On the evening of Sunday, June 30, the boy went out of his house, “which I usually do”, he says. He was having supari when four or five boys with cigarettes came up to him and asked for a matchstick. The boy said he didn’t have one, since he doesn’t smoke. 

“They started asking me questions like ‘are you from this gali’. I said yes. Then they asked if I’m a Hindu or a Muslim. The moment I said Hindu, they slapped me four or five times. A Muslim cleric saw this and took me away to Fatehpur Chowk. He suggested I use the back lanes to go back home. I was returning home when I saw Sanjiv Gupta and Aas Mohammed fighting.”

This would be the scuffle over parking that broke out when Aas parked his motorcycle outside Gupta’s house. The boy says a crowd was building up. “Some of the boys started hitting me. I ran away.”

He tells Newslaundry he left on his own, sensing the situation would worsen. He confirms he left the area before the temple got vandalised—in direct contradiction to his mother’s claim.
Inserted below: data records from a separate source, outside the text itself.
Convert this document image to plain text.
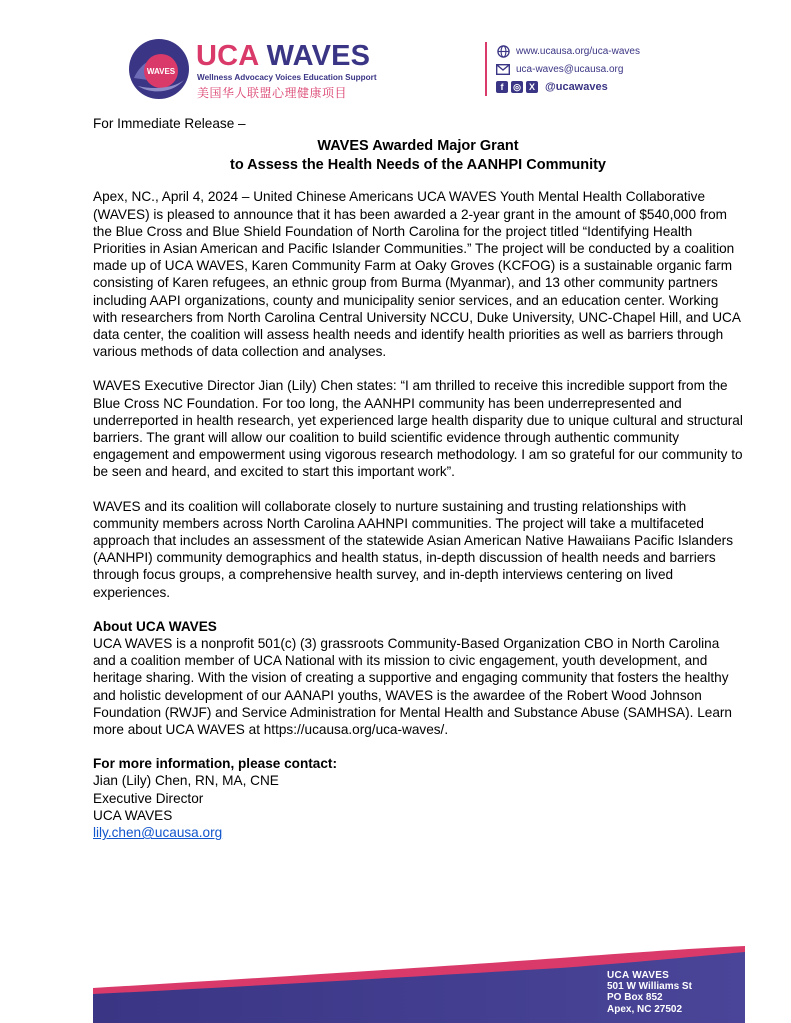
WAVES UCA WAVES
Wellness Advocacy Voices Education Support
美国华人联盟心理健康项目
www.ucausa.org/uca-waves
uca-waves@ucausa.org
f	◎ X @ucawaves

For Immediate Release –

WAVES Awarded Major Grant
to Assess the Health Needs of the AANHPI Community

Apex, NC., April 4, 2024 – United Chinese Americans UCA WAVES Youth Mental Health Collaborative (WAVES) is pleased to announce that it has been awarded a 2-year grant in the amount of $540,000 from the Blue Cross and Blue Shield Foundation of North Carolina for the project titled “Identifying Health Priorities in Asian American and Pacific Islander Communities.” The project will be conducted by a coalition made up of UCA WAVES, Karen Community Farm at Oaky Groves (KCFOG) is a sustainable organic farm consisting of Karen refugees, an ethnic group from Burma (Myanmar), and 13 other community partners including AAPI organizations, county and municipality senior services, and an education center. Working with researchers from North Carolina Central University NCCU, Duke University, UNC-Chapel Hill, and UCA data center, the coalition will assess health needs and identify health priorities as well as barriers through various methods of data collection and analyses.

WAVES Executive Director Jian (Lily) Chen states: “I am thrilled to receive this incredible support from the Blue Cross NC Foundation. For too long, the AANHPI community has been underrepresented and underreported in health research, yet experienced large health disparity due to unique cultural and structural barriers. The grant will allow our coalition to build scientific evidence through authentic community engagement and empowerment using vigorous research methodology. I am so grateful for our community to be seen and heard, and excited to start this important work”.

WAVES and its coalition will collaborate closely to nurture sustaining and trusting relationships with community members across North Carolina AAHNPI communities. The project will take a multifaceted approach that includes an assessment of the statewide Asian American Native Hawaiians Pacific Islanders (AANHPI) community demographics and health status, in-depth discussion of health needs and barriers through focus groups, a comprehensive health survey, and in-depth interviews centering on lived experiences.

About UCA WAVES

UCA WAVES is a nonprofit 501(c) (3) grassroots Community-Based Organization CBO in North Carolina and a coalition member of UCA National with its mission to civic engagement, youth development, and heritage sharing. With the vision of creating a supportive and engaging community that fosters the healthy and holistic development of our AANAPI youths, WAVES is the awardee of the Robert Wood Johnson Foundation (RWJF) and Service Administration for Mental Health and Substance Abuse (SAMHSA). Learn more about UCA WAVES at https://ucausa.org/uca-waves/.

For more information, please contact:

Jian (Lily) Chen, RN, MA, CNE

Executive Director

UCA WAVES

lily.chen@ucausa.org

UCA WAVES
501 W Williams St
PO Box 852
Apex, NC 27502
The FIR she filed states, “On the night of June 30, a few Muslim guys barged into my house chanting Allahu Akbar, and took away my son at around 11:30.” Meanwhile, Sudarshan News had interviewed the boy who said he went home, the violent mob came at night and began beating him up—so he ran away. But this isn’t what he told Newslaundry.
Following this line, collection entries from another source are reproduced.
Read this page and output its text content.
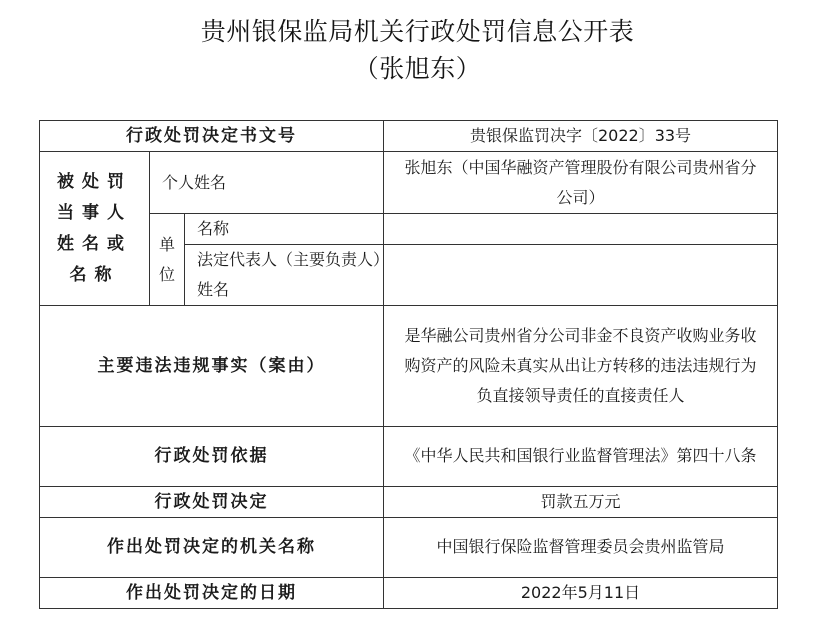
贵州银保监局机关行政处罚信息公开表
（张旭东）
行政处罚决定书文号			贵银保监罚决字〔2022〕33号
被处罚当事人姓名或名称	个人姓名		张旭东（中国华融资产管理股份有限公司贵州省分公司）
	单位	名称	
		法定代表人（主要负责人）姓名	
主要违法违规事实（案由）			是华融公司贵州省分公司非金不良资产收购业务收购资产的风险未真实从出让方转移的违法违规行为负直接领导责任的直接责任人
行政处罚依据			《中华人民共和国银行业监督管理法》第四十八条
行政处罚决定			罚款五万元
作出处罚决定的机关名称			中国银行保险监督管理委员会贵州监管局
作出处罚决定的日期			2022年5月11日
So where did he go and why did it take him two days to return?

“I switched off my mobile, I didn’t want anyone to know where I am. I went to Sadar Bazaar railway station and got into a train. I got down a stop before Haridwar. It was quite late at night. So I slept at the railway station. When I was getting a bus to Haridwar, I coincidentally met my uncle. He took me to his house: Ghanta Ghar at Ghaziabad. I lost my phone while I was travelling to Ghaziabad. I don’t remember exactly where I lost my phone.”

The Delhi police traced him to his uncle’s house, SHO Sunil Kumar says. At midnight on July 2, he was brought to Kamla Nagar police station and went home at 3 am. He’s been at home ever since. His father is a sweeper at New Delhi railway station and hasn’t gone to work ever since his son went missing. His mother is worried about the family’s financial situation as a result.

***

The boy’s story raises a lot of questions. When his uncle ran into him on the way to Haridwar, why didn’t the uncle inform the boy’s family? The boy’s mother Mona says, “His aunt has been unwell, so the uncle was preoccupied. He took my son to the hospital first where his aunt has been hospitalised and then to his house.”

Why did Mona claim a Muslim mob had abducted her son? She stated that in the FIR and in interviews to media outlets. Mona says she may have “interpreted” it incorrectly: “There was so much confusion and chaos, I thought a Muslim mob abducted my son.”

The FIR clearly states the mob vandalised the temple and “abducted” the boy at 11.30 am. According to the police and eye-witnesses, the temple was vandalised after midnight. The boy says he left the lane of his own accord at 10.30 pm. None of the media platforms focused on these discrepancies. 

As a result, representatives from the All India Students’ Association (AISA), Aman Biradiri and Karwaan-e Mohabbat filed a complaint at Hauz Qazi police station against media houses spreading misinformation. The complaint specifically lists the Organiser report, accusing it of promoting “disharmony and feelings of enmity and ill-will between Hindus and Muslims”. The complaint mentions platforms like Times Now, Business Standard and Hindustan Times, stating they’ve “exaggerated” the number of people involved in the vandalising of the temple.

The complaint was submitted to DCP (Central) Mandeep Singh Randhawa, who assures them that everything is under control. “I don’t know about the communal angles, all I know is there is truth on one side and lies on the other. I am here to find out the truth, which we will,” he says.